4. Scalable. You can scale resources according to the size of your file system. HDFS includes vertical and horizontal scalability mechanisms.
HDFS Real Life Usage
Companies dealing with large volumes of data have long started migrating to Hadoop, one of the leading solutions for processing big data because of its storage and analytics capabilities.
Financial services. The Hadoop Distributed File System is designed to support data that is expected to grow exponentially. The system is scalable without the danger of slowing down complex data processing.
Retail.
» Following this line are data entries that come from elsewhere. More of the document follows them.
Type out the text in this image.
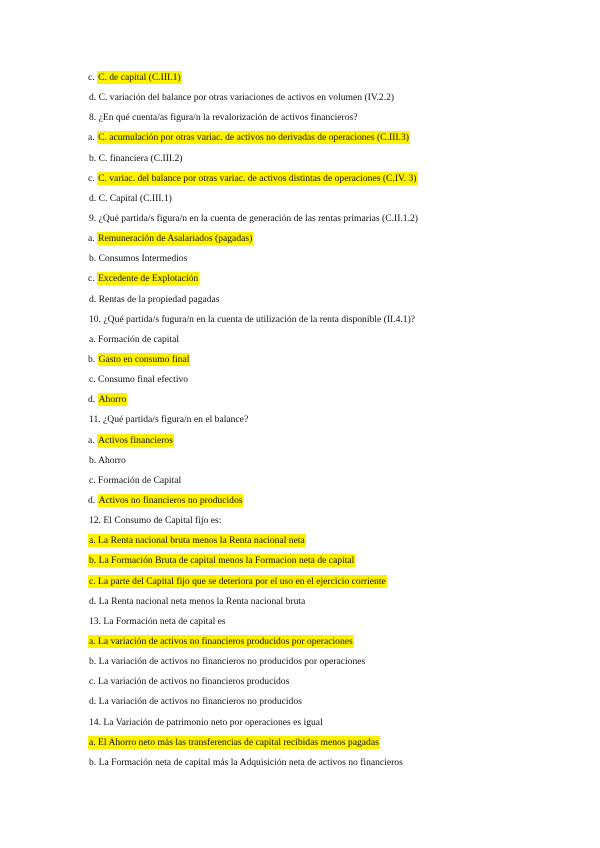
c. C. de capital (C.III.1)
d. C. variación del balance por otras variaciones de activos en volumen (IV.2.2)
8. ¿En qué cuenta/as figura/n la revalorización de activos financieros?
a. C. acumulación por otras variac. de activos no derivadas de operaciones (C.III.3)
b. C. financiera (C.III.2)
c. C. variac. del balance por otras variac. de activos distintas de operaciones (C.IV. 3)
d. C. Capital (C.III.1)
9. ¿Qué partida/s figura/n en la cuenta de generación de las rentas primarias (C.II.1.2)
a. Remuneración de Asalariados (pagadas)
b. Consumos Intermedios
c. Excedente de Explotación
d. Rentas de la propiedad pagadas
10. ¿Qué partida/s fugura/n en la cuenta de utilización de la renta disponible (II.4.1)?
a. Formación de capital
b. Gasto en consumo final
c. Consumo final efectivo
d. Ahorro
11. ¿Qué partida/s figura/n en el balance?
a. Activos financieros
b. Ahorro
c. Formación de Capital
d. Activos no financieros no producidos
12. El Consumo de Capital fijo es:
a. La Renta nacional bruta menos la Renta nacional neta
b. La Formación Bruta de capital menos la Formacion neta de capital
c. La parte del Capital fijo que se deteriora por el uso en el ejercicio corriente
d. La Renta nacional neta menos la Renta nacional bruta
13. La Formación neta de capital es
a. La variación de activos no financieros producidos por operaciones
b. La variación de activos no financieros no producidos por operaciones
c. La variación de activos no financieros producidos
d. La variación de activos no financieros no producidos
14. La Variación de patrimonio neto por operaciones es igual
a. El Ahorro neto más las transferencias de capital recibidas menos pagadas
b. La Formación neta de capital más la Adquisición neta de activos no financieros
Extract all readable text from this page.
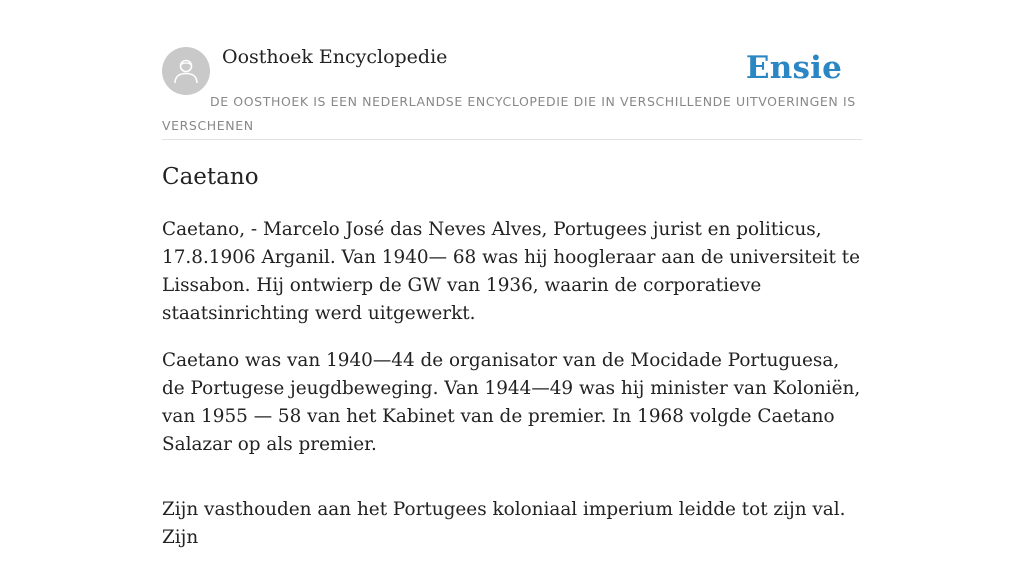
Oosthoek Encyclopedie	Ensie
DE OOSTHOEK IS EEN NEDERLANDSE ENCYCLOPEDIE DIE IN VERSCHILLENDE UITVOERINGEN IS VERSCHENEN
Caetano

Caetano, - Marcelo José das Neves Alves, Portugees jurist en politicus, 17.8.1906 Arganil. Van 1940— 68 was hij hoogleraar aan de universiteit te Lissabon. Hij ontwierp de GW van 1936, waarin de corporatieve staatsinrichting werd uitgewerkt.

Caetano was van 1940—44 de organisator van de Mocidade Portuguesa, de Portugese jeugdbeweging. Van 1944—49 was hij minister van Koloniën, van 1955 — 58 van het Kabinet van de premier. In 1968 volgde Caetano Salazar op als premier.

Zijn vasthouden aan het Portugees koloniaal imperium leidde tot zijn val. Zijn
Since knowing your customers is a critical component for success in the retail industry, many companies keep large amounts of structured and unstructured customer data. They use Hadoop to track and analyze the data collected to help plan future inventory, pricing, marketing campaigns, and other projects.
Telecommunications. The telecom industry manages huge amounts of data and has to process on a scale of petabytes. It uses Hadoop analytics to manage call data records, network traffic analytics, and other telecom related processes.
Energy industry. The energy industry is always on the lookout for ways to improve energy efficiency. It relies on systems like Hadoop and its file system to help analyze and understand consumption patterns and practices.
Insurance. Medical insurance companies depend on data analysis. These results serve as the basis for how they formulate and implement policies. For insurance companies, insight into client history is invaluable. Having the ability to maintain an easily accessible database while continually growing is why so many have turned to Apache Hadoop.
After reading this article, you should have a better understanding of what HDFS is and the role it plays in the Apache Hadoop ecosystem.
If you are dealing with big data, or expect to grow to such a scale, Hadoop and HDFS can make things a lot easier.